In our bright, busy, twenty-first-century lives, what scares us? What monsters still lurk in our wardrobes, waiting to pounce?
That’s the intriguing jumping off point for this company-devised piece from Engineer Theatre Collective. In the first half, two explorers, including PhD student Hana, enter a sink hole in search of ancient artefacts and find something dark and primal in themselves. And all the mod-cons in the world offer no defence against what Hana later brings home with her.
Thanks to some clever movement direction, Dominic Kennedy’s sound design and Oscar Wyatt’s lighting, less is definitely more here. Eerie echoes and a total blackout, apart from torch beams, light a fuse in our imaginations. There’s a visceral thrill to the show’s recreation of potholing into darkness. It leans heavily on horror film tropes.

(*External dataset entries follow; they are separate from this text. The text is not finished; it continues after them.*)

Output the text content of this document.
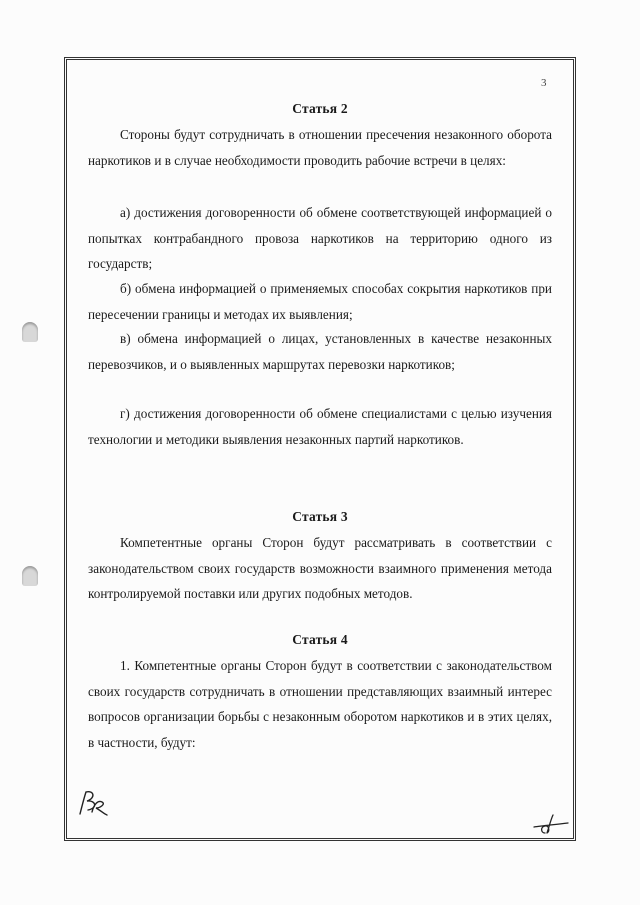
3
Статья 2
Стороны будут сотрудничать в отношении пресечения незаконного оборота наркотиков и в случае необходимости проводить рабочие встречи в целях:
а) достижения договоренности об обмене соответствующей информацией о попытках контрабандного провоза наркотиков на территорию одного из государств;
б) обмена информацией о применяемых способах сокрытия наркотиков при пересечении границы и методах их выявления;
в) обмена информацией о лицах, установленных в качестве незаконных перевозчиков, и о выявленных маршрутах перевозки наркотиков;
г) достижения договоренности об обмене специалистами с целью изучения технологии и методики выявления незаконных партий наркотиков.
Статья 3
Компетентные органы Сторон будут рассматривать в соответствии с законодательством своих государств возможности взаимного применения метода контролируемой поставки или других подобных методов.
Статья 4
1. Компетентные органы Сторон будут в соответствии с законодательством своих государств сотрудничать в отношении представляющих взаимный интерес вопросов организации борьбы с незаконным оборотом наркотиков и в этих целях, в частности, будут:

But the production isn’t as strong at telling a compelling story. It soon loses momentum in a London-set second half that seems unsure of where to go next, after scaring us in our seats. Co-directors Jesse Fox and George Evans let the tautly wound tension of the cave scenes unravel into sameines. Ellie Isherwood brings a sense of trauma to Hana, but she’s hampered by a flat-footed script.
‘The Gap in The Light’ works best when it’s heart-thuddingly provoking our senses, but fares less well when it comes to digging a hole in our shiny veneer of rationality and exploring what lies beneath. Too many ideas are left hanging.